We spoke to workers on CWU picket lines in Glasgow during an historic telecoms strikes.
On picketlines across Scotland today (29 July), first time strikers from Britain’s telecoms industry spoke of the need for united action with workers from other industries.
The two day strike on 29 July and 1 August is historic, and telling of the new period of desperation created by spiralling prices. It is the first telecoms strike in Britain since 1987, and the first ever national telecoms strike. Around 40,000 workers are participating.
Workers in BT and the broadband provider Openreach struck and picketed in number in cities, towns and suburban sites never touched by industrial action before.
In Langside in the south of Glasgow, Openreach engineer Mick Kane told Conter: “We’ve had a pay award imposed. For me its not enough.”
He said that company communications were spreading misinformation, implying that workers had received a high award to deal with inflation.
But the reality, he said, was worsening employee poverty: “Some of these people are struggling to afford to go to work, due to the extent of the cost of living crisis. Down south they’ve got community pantries in some of the BT buildings. Food banks. They are boasting about this, and its a disgrace. We shouldn’t need food banks.”
Many were shocked last month when it was revealed that BT were operating a food bank for employees at one of its Tyneside call centres, offering essentials like dried food and supplies for infants. The company had even incorporated its EE branding into the initiative – calling it the “Tyneside CommunitEE pantry”.
He was annoyed that the media was seeking to pit groups of workers against each other: “They keep saying ‘what about nurses’, well my wife is a nurse.” Workers, he said, could only rely on themselves to improve pay. Local residents also attended the picket in the suburb of Glasgow.
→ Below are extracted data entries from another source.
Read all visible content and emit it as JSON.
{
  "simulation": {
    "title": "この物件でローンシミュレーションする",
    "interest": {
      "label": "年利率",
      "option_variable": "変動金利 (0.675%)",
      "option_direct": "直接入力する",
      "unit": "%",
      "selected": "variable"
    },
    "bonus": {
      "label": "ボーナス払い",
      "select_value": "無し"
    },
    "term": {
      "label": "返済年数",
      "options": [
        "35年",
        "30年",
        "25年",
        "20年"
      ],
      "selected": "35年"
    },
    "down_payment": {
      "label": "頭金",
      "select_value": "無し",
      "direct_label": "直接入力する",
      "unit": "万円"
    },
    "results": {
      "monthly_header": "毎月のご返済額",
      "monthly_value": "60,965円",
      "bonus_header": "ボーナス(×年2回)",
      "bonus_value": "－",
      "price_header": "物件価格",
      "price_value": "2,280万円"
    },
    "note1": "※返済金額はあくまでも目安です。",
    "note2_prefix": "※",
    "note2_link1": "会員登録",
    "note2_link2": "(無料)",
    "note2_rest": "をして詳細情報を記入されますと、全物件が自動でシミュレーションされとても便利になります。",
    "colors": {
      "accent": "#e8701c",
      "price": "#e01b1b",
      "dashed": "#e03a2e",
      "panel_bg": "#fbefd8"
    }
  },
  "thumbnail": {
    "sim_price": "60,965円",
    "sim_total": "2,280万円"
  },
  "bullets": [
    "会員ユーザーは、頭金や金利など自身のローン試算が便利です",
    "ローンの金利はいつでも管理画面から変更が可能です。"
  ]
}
The business press has carried the BT spin that workers should be thankful for a £1,500 bung in place of a pay rise negotiated through the CWU union. Spread over at least two years, the one-off payment is well-below inflation, effectively a pay cut. BT increased prices by 10 percent last year, and the CEO awarded himself a 32 percent pay rise.
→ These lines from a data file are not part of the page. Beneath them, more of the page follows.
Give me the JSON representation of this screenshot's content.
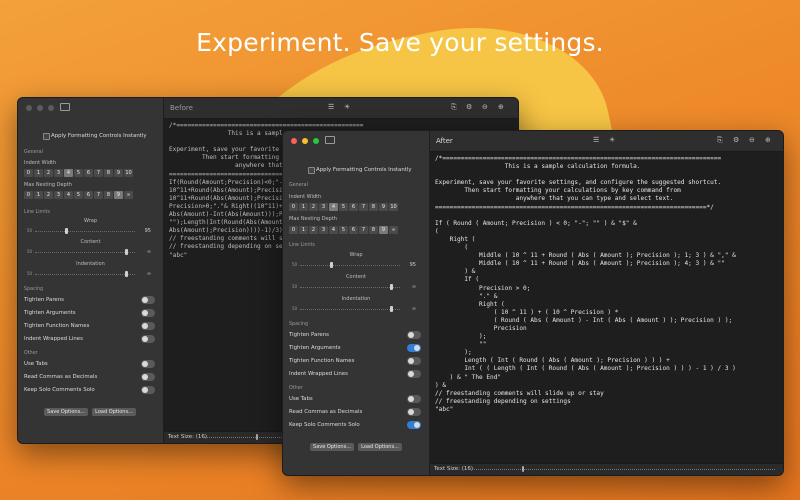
{
  "headline": "Experiment. Save your settings.",
  "colors": {
    "toggle_on": "#2f7fd8",
    "accent_blob": "#f7c545"
  },
  "before": {
    "editor_title": "Before",
    "status_text": "Text Size: (16)",
    "code_lines": [
      "/*===================================================",
      "                This is a sample calculation formula.",
      "",
      "Experiment, save your favorite settings, and configure",
      "         Then start formatting your calculations",
      "                  anywhere that you can type",
      "====================================================",
      "If(Round(Amount;Precision)<0;\"-\";\"\")&\"$\"&",
      "10^11+Round(Abs(Amount);Precision);1;3)&\",\"&",
      "10^11+Round(Abs(Amount);Precision);4;3)&\"\"",
      "Precision>0;\".\"& Right((10^11)+(10^Precision)*",
      "Abs(Amount)-Int(Abs(Amount)));Precision));",
      "\"\");Length(Int(Round(Abs(Amount);Precision)))",
      "Abs(Amount);Precision))))-1)/3)&\" The End\"",
      "// freestanding comments will slide up or stay",
      "// freestanding depending on settings",
      "\"abc\""
    ]
  },
  "after": {
    "editor_title": "After",
    "status_text": "Text Size: (16)",
    "code_lines": [
      "/*============================================================================",
      "                   This is a sample calculation formula.",
      "",
      "Experiment, save your favorite settings, and configure the suggested shortcut.",
      "        Then start formatting your calculations by key command from",
      "                      anywhere that you can type and select text.",
      "==========================================================================*/",
      "",
      "If ( Round ( Amount; Precision ) < 0; \"-\"; \"\" ) & \"$\" &",
      "(",
      "    Right (",
      "        (",
      "            Middle ( 10 ^ 11 + Round ( Abs ( Amount ); Precision ); 1; 3 ) & \",\" &",
      "            Middle ( 10 ^ 11 + Round ( Abs ( Amount ); Precision ); 4; 3 ) & \"\"",
      "        ) &",
      "        If (",
      "            Precision > 0;",
      "            \".\" &",
      "            Right (",
      "                ( 10 ^ 11 ) + ( 10 ^ Precision ) *",
      "                ( Round ( Abs ( Amount ) - Int ( Abs ( Amount ) ); Precision ) );",
      "                Precision",
      "            );",
      "            \"\"",
      "        );",
      "        Length ( Int ( Round ( Abs ( Amount ); Precision ) ) ) +",
      "        Int ( ( Length ( Int ( Round ( Abs ( Amount ); Precision ) ) ) - 1 ) / 3 )",
      "    ) & \" The End\"",
      ") &",
      "// freestanding comments will slide up or stay",
      "// freestanding depending on settings",
      "\"abc\""
    ]
  },
  "controls": {
    "apply_label": "Apply Formatting Controls Instantly",
    "general_label": "General",
    "indent_width_label": "Indent Width",
    "indent_width_options": [
      "0",
      "1",
      "2",
      "3",
      "4",
      "5",
      "6",
      "7",
      "8",
      "9",
      "10"
    ],
    "indent_width_selected": "4",
    "max_nesting_label": "Max Nesting Depth",
    "max_nesting_options": [
      "0",
      "1",
      "2",
      "3",
      "4",
      "5",
      "6",
      "7",
      "8",
      "9",
      "∞"
    ],
    "max_nesting_selected": "9",
    "line_limits_label": "Line Limits",
    "wrap_label": "Wrap",
    "wrap_min": "50",
    "wrap_value": "95",
    "wrap_fraction": 0.3,
    "content_label": "Content",
    "content_min": "50",
    "content_value": "∞",
    "indentation_label": "Indentation",
    "indentation_min": "50",
    "indentation_value": "∞",
    "spacing_label": "Spacing",
    "tighten_parens": "Tighten Parens",
    "tighten_arguments": "Tighten Arguments",
    "tighten_function_names": "Tighten Function Names",
    "indent_wrapped_lines": "Indent Wrapped Lines",
    "other_label": "Other",
    "use_tabs": "Use Tabs",
    "read_commas": "Read Commas as Decimals",
    "keep_solo": "Keep Solo Comments Solo",
    "save_options": "Save Options...",
    "load_options": "Load Options..."
  }
}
Speaking from a city centre picket line Carolyn Lindsay, a CWU branch officer who works in consumer liaison was also angry at the weak, and non-negotiated pay offer: “Not only did BT not negotiate a pay rise, it wasn’t a good enough pay rise.
“It’s a flat rate of £1,500 [per annum], considering there was no pay rise last year, considering there was a £1.3 billion profit, and additionally they announced a £400 million profit for the last quarter alone. We are now saying enough is enough. Because we are the people who made those profits.”
She praised delegations from unions who had come to the picket lines, and said that the potential existed to build a united workers movement: “It’s going to make a difference if the momentum continues. It’s going to make such a difference for generations to come if we continue the way we are going. We’ve had RMT, Unison, Unite we’ve had everyone along today.”
Also on the city centre picket line, RMT Scottish regional organiser Gordon Martin told us: “These men and women are fighting for pay justice, they supported us in our fight for pay justice.
“Everyone in Britain is under the cosh of a cost of living crisis that is going to become an emergency.
The response he said, had to be united working class action: “I think it’s inevitable that the strikes will have to be coordinated and generalised. That’s the only way forward. And if we stand united we can send a clear message to the bandit Tories at Westminster that the working class people of Scotland and Britain aren’t going to pay for their profiteering.”
Further strikes are expected on Scotland’s railways, the Glasgow tube, and Royal Mail among many other groups as RPI inflation rises to almost 12 percent.